I know now more than ever how blessed I am to be surrounded by the kindest, most loving and thoughtful people a person could ever ask to have in her life. It wasn’t just on race day where I knew this. The number of people who reached out in their own ways to support this journey was astounding. This love has given me more ….
“In solitude the mind gains strength and learns to lean upon itself.” L. Sterne
It’s this. In my daily life I am surrounded by people. For this I am grateful as I am surrounded by wonderful, supportive, joyful people. But from the time I wake up to the time I collapse in bed, I am never alone with my thoughts.
I get the kids ready for school. I talk with my husband and prepare for the day ahead with our family. I go to school and am inundated by questions, comments and conversation (often times multiple people at once asking and talking and needing things). It’s my profession. I am not complaining. It’s just the nature of the job - a job I love dearly. I head to practice and I work with 25 young adults, all of whom need my individual attention. I strive to make this as personal as possible; giving each what he or she needs to succeed. I get home and get to spend a few hours with my family. Asking how their days at school went. Talking about the problems and happiness of their days. Then when the kids are in bed, my husband and I get a chance to catch up. Relaying stories from our jobs and what we have planned for the week.
I fall into bed at night without having the time for my own thoughts.
But for when I run. This is my time. My mind gets to be wherever it chooses to be. I can focus on the run, I can focus on the beat of the music, I can listen to the peace of nature, I can solve problems, I can focus on my blessings. Wherever it wants to go it can.
When the going gets tough and my body is in pain, my mind learns to push back against the pain.
It learns when I need to smile and relax my shoulders and when I need to grit my teeth and demand that my body move faster, harder, stronger.
It learns where my breaking point is, and then learns that it can actually do more.
It learns that every so often the mind and body need more rest, and to listen to those signals so the next day or week can be better.
“The goal of training is simple,” writes Steve Magness. “We are trying to fundamentally change the person we are coaching.”
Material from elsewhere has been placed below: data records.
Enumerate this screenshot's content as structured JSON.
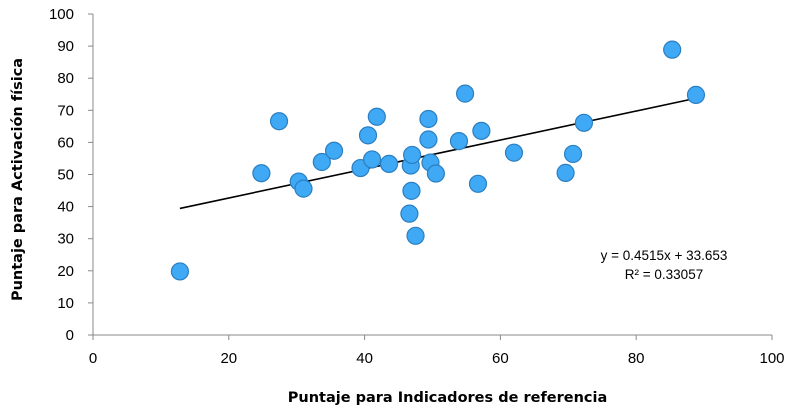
{
  "chart_data": {
    "type": "scatter",
    "title": "",
    "xlabel": "Puntaje para Indicadores de referencia",
    "ylabel": "Puntaje para Activación física",
    "xlim": [
      0,
      100
    ],
    "ylim": [
      0,
      100
    ],
    "x_ticks": [
      "0",
      "20",
      "40",
      "60",
      "80",
      "100"
    ],
    "y_ticks": [
      "0",
      "10",
      "20",
      "30",
      "40",
      "50",
      "60",
      "70",
      "80",
      "90",
      "100"
    ],
    "grid": false,
    "legend": "none",
    "point_color": "#3fa9f5",
    "point_stroke": "#2b7fc0",
    "points": [
      {
        "x": 12.8,
        "y": 19.8
      },
      {
        "x": 24.8,
        "y": 50.4
      },
      {
        "x": 27.4,
        "y": 66.6
      },
      {
        "x": 30.3,
        "y": 47.8
      },
      {
        "x": 31.0,
        "y": 45.6
      },
      {
        "x": 33.7,
        "y": 53.9
      },
      {
        "x": 35.5,
        "y": 57.4
      },
      {
        "x": 39.4,
        "y": 52.0
      },
      {
        "x": 40.5,
        "y": 62.2
      },
      {
        "x": 41.1,
        "y": 54.7
      },
      {
        "x": 41.8,
        "y": 68.0
      },
      {
        "x": 43.6,
        "y": 53.3
      },
      {
        "x": 46.6,
        "y": 37.8
      },
      {
        "x": 46.9,
        "y": 44.9
      },
      {
        "x": 46.8,
        "y": 52.8
      },
      {
        "x": 47.0,
        "y": 56.1
      },
      {
        "x": 47.5,
        "y": 30.9
      },
      {
        "x": 49.4,
        "y": 67.3
      },
      {
        "x": 49.4,
        "y": 60.9
      },
      {
        "x": 49.7,
        "y": 53.7
      },
      {
        "x": 50.5,
        "y": 50.3
      },
      {
        "x": 53.9,
        "y": 60.4
      },
      {
        "x": 54.8,
        "y": 75.2
      },
      {
        "x": 56.7,
        "y": 47.1
      },
      {
        "x": 57.2,
        "y": 63.6
      },
      {
        "x": 62.0,
        "y": 56.8
      },
      {
        "x": 69.6,
        "y": 50.5
      },
      {
        "x": 70.7,
        "y": 56.4
      },
      {
        "x": 72.3,
        "y": 66.1
      },
      {
        "x": 85.3,
        "y": 88.9
      },
      {
        "x": 88.8,
        "y": 74.8
      }
    ],
    "trendline": {
      "type": "linear",
      "slope": 0.4515,
      "intercept": 33.653,
      "x_range": [
        12.8,
        88.8
      ],
      "equation_text": "y = 0.4515x + 33.653",
      "r2_text": "R² = 0.33057"
    }
  }
}
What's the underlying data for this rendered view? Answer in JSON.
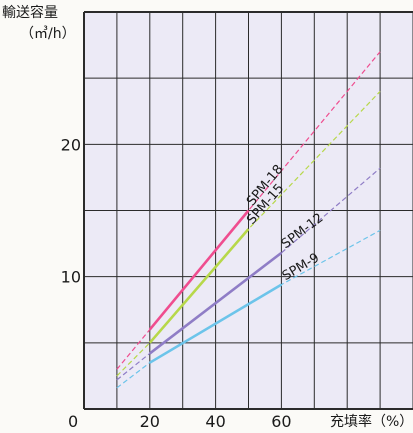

For all the teaching, coaching and parenting I do on a daily basis, I finally got to coach myself. I got to pour into my own body the time, attention and focus that I strive to pour into others each and every day.
While I don’t plan on having this abundant time for myself all the time, it is imperative that I seek it out occasionally. Because I am more whole, full of life and available for others when I can give my own mind and body attention.
So while certain things didn’t get accomplished most of the time while I was in the thick of training (like the dishes, laundry...except my running clothes… or organizing closets), the important things in life rose to the top. I prioritized family, friends, my team, love and connections above all else. I wasted no time. Because I didn’t have it.
Many people have asked me since I finished whether I would run another marathon. My answer, even minutes after crossing the line, has been a definite yes, without hesitation. Every ache, pain, hour of training, sweat, tear and moment of fatigue has been far outweighed by the positive growth I have experienced. First, however, it’s time to catch up on some good books, Sunday morning snuggles with my kids, and researching a fun location where my next race might take me.